Elise Gregg | Editor-in-Chief
Students from Students for Justice in Palestine at FIU were removed from Graham Center last night for chanting too loudly and disrupting a screening of footage from Oct. 7.
The screening, held at the Modesto Maidique Campus in the Graham Center, was hosted by Hillel at FIU and the Consulate General of Israel. At 5:00 p.m. on Jan. 24, students were invited to watch “raw video footage collected from a variety of sources, including body cameras and cell phones used by HAMAS’ terrorists to film the barbaric massacre of October 7th.”
The footage was condensed into a 47-minute edited film, which SJP-FIU sat in on “to protest the presence of a representative of the occupying state on campus, promoting Israeli propaganda and justifying the genocide taking place in Gaza” according to their Instagram.
“The event taking place in GC 355 centered around a private film screening with the purpose of manufacturing consent for genocide,” SJP-FIU’s Instagram post reads, showing videos of students being led out of GC. “Our chants against genocide were deemed unacceptable by the weapons of the institution, and the police removed us physically from the premises.”
According to FIU Police Chief Alexander Casas, the removal occurred around 5:30. He told PantherNOW that students stood at the top of the stairwell, initially “impeding access” to the room but moved when asked.
Casas said they began chanting when the screening started, loud enough that it disrupted the film. At that point he went out to ask them to keep it down, saying otherwise they were fine to stay.
“Had they not disrupted the event they absolutely would have been allowed to stay,” said Casas, calling the night “uneventful”, with students largely complying with officers.
“They kept disrupting the event; we asked them to leave, at which time they did.”
The evening ended with protestors chanting on the Graham Center lawn.
In an interview with PantherNOW, Hillel director Jon Warech said that this protest was a step beyond what was acceptable.

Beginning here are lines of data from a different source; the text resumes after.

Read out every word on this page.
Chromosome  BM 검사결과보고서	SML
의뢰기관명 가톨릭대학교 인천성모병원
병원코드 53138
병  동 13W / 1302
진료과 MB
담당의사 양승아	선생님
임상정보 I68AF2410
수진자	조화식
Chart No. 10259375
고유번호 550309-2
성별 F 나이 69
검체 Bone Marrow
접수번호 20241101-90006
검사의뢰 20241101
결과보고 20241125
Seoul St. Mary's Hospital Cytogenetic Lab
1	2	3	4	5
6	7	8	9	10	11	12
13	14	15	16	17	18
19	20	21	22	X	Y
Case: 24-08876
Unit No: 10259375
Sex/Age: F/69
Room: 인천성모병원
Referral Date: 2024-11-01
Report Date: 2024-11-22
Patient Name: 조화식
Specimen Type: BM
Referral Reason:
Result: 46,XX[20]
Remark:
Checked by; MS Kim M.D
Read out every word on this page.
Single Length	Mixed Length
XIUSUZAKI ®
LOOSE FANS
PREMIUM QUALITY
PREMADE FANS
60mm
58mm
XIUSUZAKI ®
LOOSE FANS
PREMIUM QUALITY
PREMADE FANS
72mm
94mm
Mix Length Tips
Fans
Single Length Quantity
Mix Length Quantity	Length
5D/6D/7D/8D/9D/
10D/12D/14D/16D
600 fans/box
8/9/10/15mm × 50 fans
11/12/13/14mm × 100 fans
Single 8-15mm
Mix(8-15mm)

“To suggest that we’re somehow the aggressor…really crosses the line,” Warech said, saying he felt that it was harassment of students, faculty and staff to be told they “had blood on their hands” as they entered and exited the screening.
“To falsely yell about genocide…when we just watched our own people die is horrendous.”
PantherNOW reached out to the Israel Consulate General, along with YDSA and SJP at FIU for comment. PantherNOW is waiting for comment from the former two organizations, but received a written statement from SJP via Instagram.
“SJP vehemently disapproves of the presence of any Israeli representative on campus, especially those actively supporting the occupation and genocide committed by the genocidal apartheid regime – a threat posed to Palestinian, Arab, Muslim, anti-zionist Jewish, and all other students, faculty, and staff who oppose the countless Israeli war crimes and their violations of international law,” the statement reads.
“Our sit-in, a demonstration of our solidarity with the Palestinian people currently confined in an open air prison, was solely centered around our objection to the Consulate General of Israel in Miami hosting an event at FIU, the presence of a ‘formal representative of the State of Israel,’ and the support of the representative from faculty, student senators who aren’t acting in the interests of the student body with the aim of pushing back our Ceasefire Now resolution, and Board of Trustees members, like Marc Sarnoff, who strongly supports Israeli apartheid.”